Look deeper than ‘malignant’ in the documentation.
You have been using ICD-10 codes for more than four months now, and most practices have seen success so far. But don’t let the relief over simple implementation stop your learning process. Dig deeper into certain code ranges to ensure you are truly assigning the most specific code for the clinical scenario your urologist is documenting.
Take neoplasm coding, for example. Coding neoplasms can only get easier if you know how to interpret the pathology report and where to spot the correct code in the listing. Confirm the anatomical site and get the terminology right to narrow choices for the appropriate code assignment. Here is what experts advise for ICD-10-CM neoplasm coding.
Step 1: Start with Histologic Term
Just as with ICD-9-CM, if the pathology report documents a histological term for the neoplasm, such as “adenocarcinoma” or “myolipoma,” look first to the Alphabetical Index. That is where the code reference and any other instructions about the condition that you need to know will be.
Histologic terms in the Alphabetical Index typically include direction about how to categorize the neoplasm’s behavior. You will need that information when you take Step 2; turning to the Neoplasm Table — to help you ‘zero in’ on the right code.
Don’t miss: There are certain histological terms that list the correct codes in the Alphabetical Index and do not refer to the Neoplasm Table. Examples include adrenal adenomas and melanoma of the scrotum.
That’s why you should “always check the Alphabetical Index first,” says Lisa Selman-Holman, JD, BSN, RN, COS-C,HCS-D, HCS-O, AHIMA approved ICD-10-CM trainer/ ambassador of Selman-Holman & Associates, LLC, CoDR — Coding Done Right and Code Pro University in Denton, Texas.
Step 2: Turn to the Neoplasm Table
After checking the Alphabetical Index, your next stop when using ICD-10-CM to code for a neoplasm is the Neoplasm Table. You’ll find the table just after the end of the Alphabetical Index in your coding manual, rather than under “N” in the Alphabetical Index as it was in ICD-9-CM, says Joan Usher, BS, RHIA, COS-C, ACE, AHIMA-approved ICD-10-CM Trainer with JLU Health Record Systems in Pembroke, Mass.
To locate the appropriate code in the Neoplasm Table, know the affected anatomical site (such as skin, abdomen, ureter, penis, or other site) and the neoplasm’s behavior. The primary classifications of behavior are:
The neoplasm table also lists codes for “unspecified behavior.” Use this if the pathology report does not provide a clear indication of the neoplastic cell type or behavior.
There’s more to malignant: The neoplasm table further subdivides malignant neoplasms based on certain characteristics of the specific tumor specimen. For instance, the table lists “Carcinoma in situ” (Ca in situ), which means that the neoplasm is currently contained at the site within the lining of the organ, even though it is a malignant type that has the potential to spread. Other malignant neoplastic designations in the Neoplasm Table include “primary,” which means that the neoplasm being diagnosed is at its site of origin, or “secondary,” which means that the neoplasm being diagnosed has spread to the current site from a distant primary site.
Step 3: Verify Using Tabular List
Once you locate the neoplasm description in the Alphabetical Index and the Neoplasm Table, you should have a code number, however do not assign that code and stop there. You should never finalize a diagnosis without verifying the code in the Tabular List section of the ICD-10-CM text.

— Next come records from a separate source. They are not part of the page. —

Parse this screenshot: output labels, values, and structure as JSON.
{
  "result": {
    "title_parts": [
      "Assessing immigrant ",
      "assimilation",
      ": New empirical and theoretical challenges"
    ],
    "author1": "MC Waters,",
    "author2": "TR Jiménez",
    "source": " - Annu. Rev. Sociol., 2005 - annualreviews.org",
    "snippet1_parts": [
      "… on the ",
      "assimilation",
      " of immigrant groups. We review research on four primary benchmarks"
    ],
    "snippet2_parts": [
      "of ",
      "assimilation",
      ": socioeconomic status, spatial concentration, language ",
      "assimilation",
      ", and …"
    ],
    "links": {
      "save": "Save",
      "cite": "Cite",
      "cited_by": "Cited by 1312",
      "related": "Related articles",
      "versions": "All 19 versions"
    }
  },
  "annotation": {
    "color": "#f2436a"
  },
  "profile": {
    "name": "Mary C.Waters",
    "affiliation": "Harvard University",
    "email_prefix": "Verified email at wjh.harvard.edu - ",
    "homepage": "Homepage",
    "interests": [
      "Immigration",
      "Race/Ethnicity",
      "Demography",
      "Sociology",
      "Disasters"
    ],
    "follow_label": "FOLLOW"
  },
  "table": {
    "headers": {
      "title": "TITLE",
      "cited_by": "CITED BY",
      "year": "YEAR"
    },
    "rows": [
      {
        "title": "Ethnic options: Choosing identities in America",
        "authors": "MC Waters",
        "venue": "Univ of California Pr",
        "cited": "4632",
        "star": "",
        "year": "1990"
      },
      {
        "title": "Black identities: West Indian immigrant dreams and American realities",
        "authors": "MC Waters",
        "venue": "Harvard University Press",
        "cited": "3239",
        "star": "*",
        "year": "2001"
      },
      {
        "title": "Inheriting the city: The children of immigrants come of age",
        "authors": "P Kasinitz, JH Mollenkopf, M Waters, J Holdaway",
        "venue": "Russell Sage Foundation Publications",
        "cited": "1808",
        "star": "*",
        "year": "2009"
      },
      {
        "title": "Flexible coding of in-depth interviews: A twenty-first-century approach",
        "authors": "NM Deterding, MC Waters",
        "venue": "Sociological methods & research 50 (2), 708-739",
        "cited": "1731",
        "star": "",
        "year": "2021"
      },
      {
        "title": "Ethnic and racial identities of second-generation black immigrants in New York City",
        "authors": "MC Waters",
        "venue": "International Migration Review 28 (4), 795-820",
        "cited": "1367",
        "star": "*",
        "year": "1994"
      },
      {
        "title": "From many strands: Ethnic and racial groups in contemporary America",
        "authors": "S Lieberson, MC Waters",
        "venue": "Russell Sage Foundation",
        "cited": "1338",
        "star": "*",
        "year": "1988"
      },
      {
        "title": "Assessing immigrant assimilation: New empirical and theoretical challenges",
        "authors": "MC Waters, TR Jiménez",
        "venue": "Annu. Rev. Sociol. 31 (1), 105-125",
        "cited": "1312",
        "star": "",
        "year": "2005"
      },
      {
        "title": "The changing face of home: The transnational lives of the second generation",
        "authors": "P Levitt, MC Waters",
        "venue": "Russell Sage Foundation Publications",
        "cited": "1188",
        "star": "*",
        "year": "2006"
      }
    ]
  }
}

Checking the code against the Tabular List provides guidance on laterality, site location, gender, whether you need to use an additional code to report your patient’s condition, as well as excludes notes which may be applicable before code assignment, Usher says.
Step 4: Follow Sequencing for Primary and Secondary Foci
If you are coding a malignant neoplasm, you may be dealing with a metastatic condition, where the neoplasm has spread from one site to another. When coding metastatic disease at a secondary site, you’ll usually code the primary site before the metastasis, but that is not always the case.
Exception: If the secondary site is the focus of care, or if the primary site has been resolved, code the metastasis first.
Step 5: Get the Site Rules Right
When coding a malignant neoplasm that overlaps two or more contiguous sites, you’ll report the “multiple sites” code ending with character “8” in most cases. For example, if your urologist documents overlapping lateral and dome bladder cancer, “you’ll use the .8 (C67.8, Malignant neoplasm of overlapping sites of the bladder),” showing that the tumor is present in more than one site, says Jonathan Rubenstein, MD, director of coding and physician compliance for Chesapeake Urology Associates in Baltimore.
When a patient has multiple neoplasms of the same organ/site that are not next to each other and the sites do not overlap, such as tumors in different parts of the bladder, you’ll assign codes for each affected site.